CASTELMOLA SI PREPARA PER EXPO MILANO. ORLANDO RUSSO : “PUNTIAMO A RILANCIARE L’ECONOMIA TURISTICA DEL NOSTRO BORGO” In evidenza

C’è anche Orlando Russo tra i 140 sindaci provenienti da tutta Italia che hanno partecipato  all’ assemblea del club ‘I borghi più belli d’Italia’. Due giorni di incontri tra Mondavio e Corinaldo per discutere di strategia e turismo anche in vista di EXPO 2015. Nel corso delle due giornate sono stati lanciati infatti i programmi per l'Expo di Milano dove “I borghi più belli d’Italia” saranno presenti con un proprio spazio durante tutto il periodo dei 6 mesi all’interno del padiglione Eataly . “Ci sarà anche Castelmola, afferma Orlando Russo.  Il nostro comune infatti, prosegue, sarà presente con un proprio stand all’interno dello spazio dedicato ai Borghi più Belli.
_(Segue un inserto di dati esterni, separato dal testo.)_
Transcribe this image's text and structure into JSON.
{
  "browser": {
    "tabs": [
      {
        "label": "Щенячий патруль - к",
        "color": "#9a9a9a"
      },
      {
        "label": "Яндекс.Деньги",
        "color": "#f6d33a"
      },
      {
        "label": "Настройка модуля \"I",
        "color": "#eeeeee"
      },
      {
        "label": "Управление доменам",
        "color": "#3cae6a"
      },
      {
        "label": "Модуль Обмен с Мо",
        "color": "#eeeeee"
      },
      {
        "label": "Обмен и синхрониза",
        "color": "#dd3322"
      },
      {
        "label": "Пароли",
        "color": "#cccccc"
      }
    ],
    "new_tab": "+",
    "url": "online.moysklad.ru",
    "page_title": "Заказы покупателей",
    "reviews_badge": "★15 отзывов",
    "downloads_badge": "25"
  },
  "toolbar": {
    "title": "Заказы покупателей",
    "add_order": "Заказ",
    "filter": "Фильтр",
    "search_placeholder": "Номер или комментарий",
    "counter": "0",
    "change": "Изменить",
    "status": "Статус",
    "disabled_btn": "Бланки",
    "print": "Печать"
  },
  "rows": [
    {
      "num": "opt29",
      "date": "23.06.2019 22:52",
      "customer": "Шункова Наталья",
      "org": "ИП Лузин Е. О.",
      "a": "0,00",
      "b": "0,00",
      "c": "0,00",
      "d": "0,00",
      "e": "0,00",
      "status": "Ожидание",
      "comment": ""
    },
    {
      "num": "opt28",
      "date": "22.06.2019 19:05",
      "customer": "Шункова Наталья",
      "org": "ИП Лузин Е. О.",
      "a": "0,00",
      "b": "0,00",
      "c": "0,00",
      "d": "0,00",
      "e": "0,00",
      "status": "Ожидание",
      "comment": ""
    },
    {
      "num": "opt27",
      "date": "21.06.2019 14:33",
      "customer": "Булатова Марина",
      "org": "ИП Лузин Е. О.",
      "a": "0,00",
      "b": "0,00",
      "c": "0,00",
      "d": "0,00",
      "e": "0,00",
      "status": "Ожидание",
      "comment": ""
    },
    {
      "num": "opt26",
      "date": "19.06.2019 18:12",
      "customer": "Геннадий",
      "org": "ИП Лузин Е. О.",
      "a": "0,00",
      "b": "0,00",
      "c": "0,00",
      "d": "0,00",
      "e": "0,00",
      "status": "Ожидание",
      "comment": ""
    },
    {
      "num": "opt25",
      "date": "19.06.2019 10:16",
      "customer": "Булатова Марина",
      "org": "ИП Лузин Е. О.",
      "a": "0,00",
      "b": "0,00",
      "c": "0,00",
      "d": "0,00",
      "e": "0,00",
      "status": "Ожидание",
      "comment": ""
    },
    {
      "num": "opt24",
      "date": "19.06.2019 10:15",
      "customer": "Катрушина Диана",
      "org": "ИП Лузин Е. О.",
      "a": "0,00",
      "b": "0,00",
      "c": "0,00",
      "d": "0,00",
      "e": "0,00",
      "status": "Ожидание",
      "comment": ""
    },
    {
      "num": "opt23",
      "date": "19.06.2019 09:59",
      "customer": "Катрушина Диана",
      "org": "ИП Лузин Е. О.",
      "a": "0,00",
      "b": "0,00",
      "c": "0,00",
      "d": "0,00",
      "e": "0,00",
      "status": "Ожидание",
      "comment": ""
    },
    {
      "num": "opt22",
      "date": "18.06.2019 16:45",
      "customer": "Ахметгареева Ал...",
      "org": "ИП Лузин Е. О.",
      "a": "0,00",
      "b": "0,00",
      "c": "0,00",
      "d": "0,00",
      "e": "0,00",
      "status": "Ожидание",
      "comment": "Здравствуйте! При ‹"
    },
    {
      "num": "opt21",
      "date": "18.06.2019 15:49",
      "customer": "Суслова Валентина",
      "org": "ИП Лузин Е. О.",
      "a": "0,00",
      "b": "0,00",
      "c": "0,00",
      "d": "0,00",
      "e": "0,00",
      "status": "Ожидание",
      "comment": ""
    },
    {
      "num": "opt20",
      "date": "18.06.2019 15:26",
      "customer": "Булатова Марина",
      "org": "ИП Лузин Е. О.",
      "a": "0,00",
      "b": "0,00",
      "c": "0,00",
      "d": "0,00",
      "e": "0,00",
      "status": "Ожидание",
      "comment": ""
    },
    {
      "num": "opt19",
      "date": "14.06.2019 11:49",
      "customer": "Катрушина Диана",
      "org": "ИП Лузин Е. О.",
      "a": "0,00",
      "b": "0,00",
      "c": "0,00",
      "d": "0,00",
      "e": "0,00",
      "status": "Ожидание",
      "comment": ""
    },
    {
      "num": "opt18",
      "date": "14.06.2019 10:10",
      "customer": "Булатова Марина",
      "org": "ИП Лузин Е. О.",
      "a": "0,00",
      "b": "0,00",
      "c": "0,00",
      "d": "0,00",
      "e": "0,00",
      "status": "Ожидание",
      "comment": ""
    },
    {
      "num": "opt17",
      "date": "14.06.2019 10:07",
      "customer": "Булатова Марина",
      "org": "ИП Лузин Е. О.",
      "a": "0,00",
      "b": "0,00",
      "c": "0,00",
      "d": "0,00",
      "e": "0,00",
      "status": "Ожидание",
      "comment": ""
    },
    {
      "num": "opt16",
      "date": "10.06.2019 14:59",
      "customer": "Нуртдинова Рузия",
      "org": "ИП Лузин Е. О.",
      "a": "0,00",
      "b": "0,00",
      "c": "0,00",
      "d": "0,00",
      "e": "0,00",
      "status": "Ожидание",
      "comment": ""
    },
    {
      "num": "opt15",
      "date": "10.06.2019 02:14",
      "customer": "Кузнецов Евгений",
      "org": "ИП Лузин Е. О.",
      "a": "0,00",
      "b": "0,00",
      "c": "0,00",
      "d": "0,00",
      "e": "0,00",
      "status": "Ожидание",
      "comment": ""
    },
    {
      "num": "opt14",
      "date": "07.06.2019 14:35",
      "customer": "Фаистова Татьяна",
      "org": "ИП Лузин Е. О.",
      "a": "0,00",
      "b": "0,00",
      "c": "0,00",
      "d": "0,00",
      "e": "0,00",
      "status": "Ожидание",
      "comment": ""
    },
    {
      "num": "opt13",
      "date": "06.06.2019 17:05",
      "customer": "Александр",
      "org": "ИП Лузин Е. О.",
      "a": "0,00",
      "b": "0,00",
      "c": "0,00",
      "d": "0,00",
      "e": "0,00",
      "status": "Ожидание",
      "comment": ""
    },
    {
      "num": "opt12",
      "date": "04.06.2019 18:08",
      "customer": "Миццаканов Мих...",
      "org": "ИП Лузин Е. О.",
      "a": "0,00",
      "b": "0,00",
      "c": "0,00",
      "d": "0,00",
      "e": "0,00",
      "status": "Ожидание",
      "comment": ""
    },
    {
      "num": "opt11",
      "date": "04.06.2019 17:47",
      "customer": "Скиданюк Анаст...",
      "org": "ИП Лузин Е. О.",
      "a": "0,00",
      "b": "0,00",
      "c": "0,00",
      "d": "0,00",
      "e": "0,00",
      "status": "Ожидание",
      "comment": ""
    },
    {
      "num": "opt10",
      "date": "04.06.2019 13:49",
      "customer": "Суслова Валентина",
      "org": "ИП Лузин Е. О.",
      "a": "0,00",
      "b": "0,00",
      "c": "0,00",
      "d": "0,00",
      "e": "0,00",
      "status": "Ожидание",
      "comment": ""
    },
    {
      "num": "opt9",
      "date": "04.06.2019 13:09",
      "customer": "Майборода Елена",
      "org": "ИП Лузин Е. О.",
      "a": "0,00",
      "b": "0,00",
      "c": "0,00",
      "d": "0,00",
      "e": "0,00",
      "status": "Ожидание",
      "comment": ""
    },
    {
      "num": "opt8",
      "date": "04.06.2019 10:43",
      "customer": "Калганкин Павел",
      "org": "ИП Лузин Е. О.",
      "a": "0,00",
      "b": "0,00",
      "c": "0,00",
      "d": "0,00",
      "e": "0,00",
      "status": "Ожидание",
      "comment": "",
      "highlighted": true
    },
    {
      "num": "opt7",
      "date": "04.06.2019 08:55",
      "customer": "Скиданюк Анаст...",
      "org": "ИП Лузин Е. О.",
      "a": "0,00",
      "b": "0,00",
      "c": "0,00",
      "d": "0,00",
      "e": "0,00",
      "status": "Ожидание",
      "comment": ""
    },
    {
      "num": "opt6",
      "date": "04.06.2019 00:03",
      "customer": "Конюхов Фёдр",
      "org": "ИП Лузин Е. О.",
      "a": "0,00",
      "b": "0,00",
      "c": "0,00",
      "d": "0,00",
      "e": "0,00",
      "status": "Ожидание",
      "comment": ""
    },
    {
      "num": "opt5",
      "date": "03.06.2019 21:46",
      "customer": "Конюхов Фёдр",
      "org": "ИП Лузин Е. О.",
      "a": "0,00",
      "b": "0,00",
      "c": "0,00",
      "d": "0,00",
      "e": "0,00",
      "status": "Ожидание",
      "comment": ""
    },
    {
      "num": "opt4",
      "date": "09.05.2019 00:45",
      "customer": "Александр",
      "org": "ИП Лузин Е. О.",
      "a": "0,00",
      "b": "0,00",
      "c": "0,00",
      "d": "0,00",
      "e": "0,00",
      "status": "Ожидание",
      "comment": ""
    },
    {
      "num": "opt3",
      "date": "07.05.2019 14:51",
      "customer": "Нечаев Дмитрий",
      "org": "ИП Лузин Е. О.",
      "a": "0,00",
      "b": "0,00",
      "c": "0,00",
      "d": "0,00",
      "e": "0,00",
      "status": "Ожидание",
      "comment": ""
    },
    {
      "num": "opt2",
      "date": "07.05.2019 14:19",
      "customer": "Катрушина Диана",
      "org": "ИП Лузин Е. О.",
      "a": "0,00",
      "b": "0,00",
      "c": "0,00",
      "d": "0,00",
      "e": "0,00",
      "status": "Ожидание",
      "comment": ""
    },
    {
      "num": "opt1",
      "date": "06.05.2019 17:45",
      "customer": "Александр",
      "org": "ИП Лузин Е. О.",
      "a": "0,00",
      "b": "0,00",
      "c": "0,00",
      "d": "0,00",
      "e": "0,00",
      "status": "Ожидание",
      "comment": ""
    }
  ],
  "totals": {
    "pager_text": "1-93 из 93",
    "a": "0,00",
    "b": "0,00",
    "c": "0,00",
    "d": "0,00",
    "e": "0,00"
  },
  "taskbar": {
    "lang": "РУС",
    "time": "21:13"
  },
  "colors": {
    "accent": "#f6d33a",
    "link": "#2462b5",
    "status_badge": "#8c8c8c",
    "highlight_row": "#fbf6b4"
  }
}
Puntiamo a rilanciare l’economia turistica del nostro borgo partendo dalla nostra più grande ricchezza: il nostro panorama, la nostra storia, le nostre tradizioni.” Il primo cittadino di Castelmola anticipa infatti di aver puntato sul recupero degli antichi mestieri e sapori . In questi mesi infatti sono diversi gli incontri che si sono svolti proprio a  Castelmola tra imprenditori locali e piccole realtà manifatturiere del comprensorio jonico. Per tutti l’obiettivo è riuscire a sfruttare la vetrina dell’Expo per rilanciare l’economia del nostro territorio.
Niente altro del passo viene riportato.